Episodes 58 and 59, the most recent two episodes posted are a conversation with Aaron Carter, Washington State University winter wheat breeder, who talks about what makes a breeder tick and how wheat breeding techniques are opening doors to researchers. Going back a few weeks, Episode 57 features meteorologist Bryce Anderson who talks about the Pacific Ocean La Niña effect and his forecast for cold and wet conditions through the winter and into spring. His presentation, “Better Wet and Cold Than Hot and Dry,” also looks at changing weather conditions and climate change.
Wheat enthusiasts have access to all the past podcasts as well.
WAEF to host forum for ESL providers
WENATCHEE — The Washington Apple Education Foundation is hosting its sixth adult English As A Second Language Forum on March 23 at Central Washington University in Ellensburg.
The forum is for volunteers or paid staff members of organizations, businesses or agencies who teach adults English as a second language. Providers with experience, those new to the field and those considering starting a program are invited.
The first forum held in September 2015 was attended by providers from Yakima, Grant, Chelan and Okanogan counties.
It was started to help provide training and support for the teachers.
“The Washington Apple Education Foundation has been providing funding for ESL programs for some time,” said WAEF Executive Director Jennifer Witherbee.
“As part of that we go out and visit programs and we’re hearing from providers of the challenges they faced.

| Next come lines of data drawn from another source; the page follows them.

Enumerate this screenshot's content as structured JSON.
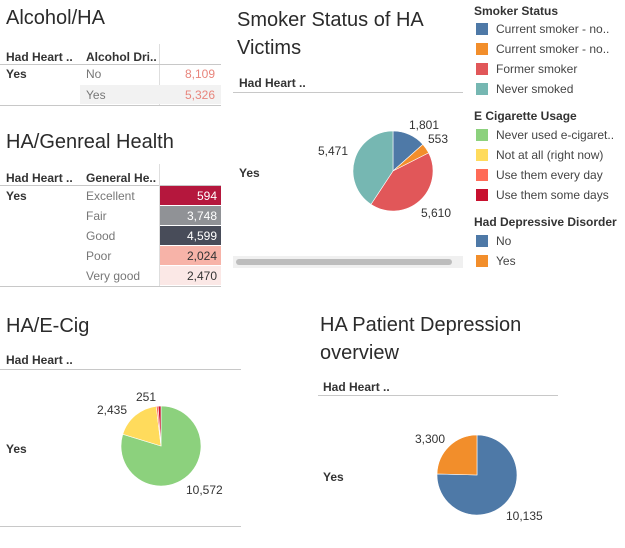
{
  "alcohol": {
    "title": "Alcohol/HA",
    "col1": "Had Heart ..",
    "col2": "Alcohol Dri..",
    "row_label": "Yes",
    "rows": [
      {
        "cat": "No",
        "val": "8,109"
      },
      {
        "cat": "Yes",
        "val": "5,326"
      }
    ]
  },
  "health": {
    "title": "HA/Genreal Health",
    "col1": "Had Heart ..",
    "col2": "General He..",
    "row_label": "Yes",
    "rows": [
      {
        "cat": "Excellent",
        "val": "594",
        "color": "#b5173d"
      },
      {
        "cat": "Fair",
        "val": "3,748",
        "color": "#909296"
      },
      {
        "cat": "Good",
        "val": "4,599",
        "color": "#484c59"
      },
      {
        "cat": "Poor",
        "val": "2,024",
        "color": "#f7b3a8"
      },
      {
        "cat": "Very good",
        "val": "2,470",
        "color": "#fbe8e6"
      }
    ]
  },
  "smoker": {
    "title_line1": "Smoker Status of HA",
    "title_line2": "Victims",
    "col1": "Had Heart ..",
    "row_label": "Yes",
    "labels": {
      "a": "1,801",
      "b": "553",
      "c": "5,610",
      "d": "5,471"
    }
  },
  "ecig": {
    "title": "HA/E-Cig",
    "col1": "Had Heart ..",
    "row_label": "Yes",
    "labels": {
      "a": "251",
      "b": "2,435",
      "c": "10,572"
    }
  },
  "depression": {
    "title_line1": "HA Patient Depression",
    "title_line2": "overview",
    "col1": "Had Heart ..",
    "row_label": "Yes",
    "labels": {
      "a": "3,300",
      "b": "10,135"
    }
  },
  "legend": {
    "smoker_title": "Smoker Status",
    "smoker_items": [
      {
        "label": "Current smoker - no..",
        "color": "#4e79a7"
      },
      {
        "label": "Current smoker - no..",
        "color": "#f28e2b"
      },
      {
        "label": "Former smoker",
        "color": "#e15759"
      },
      {
        "label": "Never smoked",
        "color": "#76b7b2"
      }
    ],
    "ecig_title": "E Cigarette Usage",
    "ecig_items": [
      {
        "label": "Never used e-cigaret..",
        "color": "#8cd17d"
      },
      {
        "label": "Not at all (right now)",
        "color": "#ffdb5c"
      },
      {
        "label": "Use them every day",
        "color": "#ff6b57"
      },
      {
        "label": "Use them some days",
        "color": "#c8102e"
      }
    ],
    "dep_title": "Had Depressive Disorder",
    "dep_items": [
      {
        "label": "No",
        "color": "#4e79a7"
      },
      {
        "label": "Yes",
        "color": "#f28e2b"
      }
    ]
  },
  "chart_data": [
    {
      "type": "pie",
      "name_key": "smoker",
      "categories": [
        "Current smoker - no..",
        "Current smoker - no..",
        "Former smoker",
        "Never smoked"
      ],
      "values": [
        1801,
        553,
        5610,
        5471
      ],
      "colors": [
        "#4e79a7",
        "#f28e2b",
        "#e15759",
        "#76b7b2"
      ]
    },
    {
      "type": "pie",
      "name_key": "ecig",
      "categories": [
        "Never used e-cigaret..",
        "Not at all (right now)",
        "Use them every day",
        "Use them some days"
      ],
      "values": [
        10572,
        2435,
        100,
        151
      ],
      "colors": [
        "#8cd17d",
        "#ffdb5c",
        "#ff6b57",
        "#c8102e"
      ]
    },
    {
      "type": "pie",
      "name_key": "depression",
      "categories": [
        "No",
        "Yes"
      ],
      "values": [
        10135,
        3300
      ],
      "colors": [
        "#4e79a7",
        "#f28e2b"
      ]
    }
  ]
}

Many of them had similar concerns.”
The foundation decided it could help by providing support.
“We realized there was nothing in place for all the providers to get to know each other. So we figured one way we could help was to get them together to learn from each other, share their experiences and successes,” she said.

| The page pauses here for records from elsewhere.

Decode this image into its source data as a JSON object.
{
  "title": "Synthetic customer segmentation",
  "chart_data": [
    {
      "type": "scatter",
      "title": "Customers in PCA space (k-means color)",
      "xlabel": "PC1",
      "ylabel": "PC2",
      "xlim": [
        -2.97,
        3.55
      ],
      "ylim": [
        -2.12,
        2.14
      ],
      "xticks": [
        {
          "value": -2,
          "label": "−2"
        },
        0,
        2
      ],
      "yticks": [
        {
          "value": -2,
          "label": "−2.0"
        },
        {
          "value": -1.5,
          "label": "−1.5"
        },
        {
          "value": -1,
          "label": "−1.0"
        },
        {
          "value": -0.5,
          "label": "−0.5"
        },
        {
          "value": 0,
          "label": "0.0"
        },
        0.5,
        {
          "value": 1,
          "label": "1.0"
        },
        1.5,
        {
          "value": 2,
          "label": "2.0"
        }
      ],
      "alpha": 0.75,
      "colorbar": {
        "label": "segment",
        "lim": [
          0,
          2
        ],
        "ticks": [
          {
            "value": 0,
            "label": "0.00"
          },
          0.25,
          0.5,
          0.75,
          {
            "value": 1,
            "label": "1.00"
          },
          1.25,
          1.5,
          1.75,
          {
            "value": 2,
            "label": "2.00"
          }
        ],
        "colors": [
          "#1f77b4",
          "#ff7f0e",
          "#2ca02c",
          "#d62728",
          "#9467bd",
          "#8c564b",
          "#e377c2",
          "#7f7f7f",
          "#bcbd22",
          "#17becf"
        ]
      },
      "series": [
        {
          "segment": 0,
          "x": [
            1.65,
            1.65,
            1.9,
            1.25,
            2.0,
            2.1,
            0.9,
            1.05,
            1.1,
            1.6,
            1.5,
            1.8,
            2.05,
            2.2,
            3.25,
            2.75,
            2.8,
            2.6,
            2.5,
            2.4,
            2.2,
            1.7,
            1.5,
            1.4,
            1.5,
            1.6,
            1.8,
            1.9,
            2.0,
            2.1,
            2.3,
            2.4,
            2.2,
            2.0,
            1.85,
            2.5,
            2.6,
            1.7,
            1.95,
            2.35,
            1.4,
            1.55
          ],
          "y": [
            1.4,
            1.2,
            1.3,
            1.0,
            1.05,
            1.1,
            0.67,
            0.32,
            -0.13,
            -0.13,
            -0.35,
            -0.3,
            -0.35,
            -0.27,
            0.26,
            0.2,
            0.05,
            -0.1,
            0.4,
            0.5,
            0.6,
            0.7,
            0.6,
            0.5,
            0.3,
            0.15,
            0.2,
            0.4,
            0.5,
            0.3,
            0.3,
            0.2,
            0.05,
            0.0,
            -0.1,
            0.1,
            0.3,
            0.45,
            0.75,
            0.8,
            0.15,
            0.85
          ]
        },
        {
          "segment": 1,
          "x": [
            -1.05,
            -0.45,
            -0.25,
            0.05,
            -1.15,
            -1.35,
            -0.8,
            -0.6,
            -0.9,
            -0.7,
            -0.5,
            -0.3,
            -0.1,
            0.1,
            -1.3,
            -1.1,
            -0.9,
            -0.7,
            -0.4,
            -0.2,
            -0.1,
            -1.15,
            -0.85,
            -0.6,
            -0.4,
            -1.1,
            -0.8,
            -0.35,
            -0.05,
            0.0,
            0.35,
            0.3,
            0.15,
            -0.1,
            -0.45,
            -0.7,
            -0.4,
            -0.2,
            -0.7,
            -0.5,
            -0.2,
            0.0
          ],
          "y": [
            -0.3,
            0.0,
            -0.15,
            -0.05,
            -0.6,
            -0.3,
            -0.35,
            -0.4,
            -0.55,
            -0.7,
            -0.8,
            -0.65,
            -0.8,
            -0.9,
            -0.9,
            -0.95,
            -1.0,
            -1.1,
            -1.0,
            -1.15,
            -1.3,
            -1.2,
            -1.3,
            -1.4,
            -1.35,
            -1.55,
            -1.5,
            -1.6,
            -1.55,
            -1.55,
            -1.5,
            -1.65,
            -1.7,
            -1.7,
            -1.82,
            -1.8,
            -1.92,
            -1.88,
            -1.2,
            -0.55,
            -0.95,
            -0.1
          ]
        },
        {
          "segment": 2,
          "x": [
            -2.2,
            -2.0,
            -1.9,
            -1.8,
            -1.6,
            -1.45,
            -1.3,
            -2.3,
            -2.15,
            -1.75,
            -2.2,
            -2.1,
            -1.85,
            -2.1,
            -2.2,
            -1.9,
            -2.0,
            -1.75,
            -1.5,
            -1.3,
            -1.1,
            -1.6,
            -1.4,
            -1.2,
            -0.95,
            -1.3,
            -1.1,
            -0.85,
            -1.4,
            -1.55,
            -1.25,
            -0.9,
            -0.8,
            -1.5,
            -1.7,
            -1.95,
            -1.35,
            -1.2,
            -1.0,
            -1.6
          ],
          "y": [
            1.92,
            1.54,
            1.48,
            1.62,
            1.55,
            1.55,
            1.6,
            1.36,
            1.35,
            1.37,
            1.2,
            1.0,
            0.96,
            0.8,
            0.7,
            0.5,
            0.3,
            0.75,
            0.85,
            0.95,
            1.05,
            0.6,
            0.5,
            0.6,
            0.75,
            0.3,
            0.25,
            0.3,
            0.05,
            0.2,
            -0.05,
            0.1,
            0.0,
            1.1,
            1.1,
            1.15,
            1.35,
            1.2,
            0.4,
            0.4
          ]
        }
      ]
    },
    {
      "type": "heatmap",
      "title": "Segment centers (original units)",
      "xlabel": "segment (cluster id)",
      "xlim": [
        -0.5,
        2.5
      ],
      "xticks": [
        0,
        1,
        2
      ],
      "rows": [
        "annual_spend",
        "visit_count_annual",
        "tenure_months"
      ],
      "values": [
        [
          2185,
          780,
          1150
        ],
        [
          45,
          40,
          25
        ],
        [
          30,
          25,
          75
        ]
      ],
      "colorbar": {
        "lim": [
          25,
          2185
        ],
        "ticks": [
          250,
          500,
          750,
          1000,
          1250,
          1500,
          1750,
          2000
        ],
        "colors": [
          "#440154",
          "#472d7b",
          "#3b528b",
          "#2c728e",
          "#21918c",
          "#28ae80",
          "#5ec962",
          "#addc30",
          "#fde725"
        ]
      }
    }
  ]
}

Surveys taken after each of the forums have been positive, Witherbee said.
Many of the providers who didn’t know each other before now reach out to talk about strategies and challenges, she said.
Since that first offering, forum participation has grown, with approximately 20 people attending each event representing various organizations.
Each forum builds on topics discussed in prior forums with the purpose of strengthening ESL offerings in central Washington by tackling top issues and concerns of ESL providers.
The March 23 event will cover three main topics:
- Marketing your ESL program to potential participants
- Using assessment methods to measure growth and student achievement
- Establishing meaningful benchmarks
Facilitators familiar with the topics will help guide the discussion, but most of the content will be contributed by forum participants. Those attending are asked to bring examples from their own experiences.
The forum, set from 10 a.m. to 2 p.m., is free, but reservations are required.
For information call WAEF at 663-7713 or email email@example.com.
WAEF also provides funding for programs operating ESL and citizenship preparation classes. Grant applications for participants who have not previously received a grant from WAEF are available at waef.org/grants. Recipients of 2017 grants also have an opportunity to renew.
The Washington Apple Education Foundation is the charity of the tree fruit industry. Its mission is to impact lives through access to education. The foundation is best known for its scholarship program that supports students from the tree fruit industry with approximately $1 million annually with college support.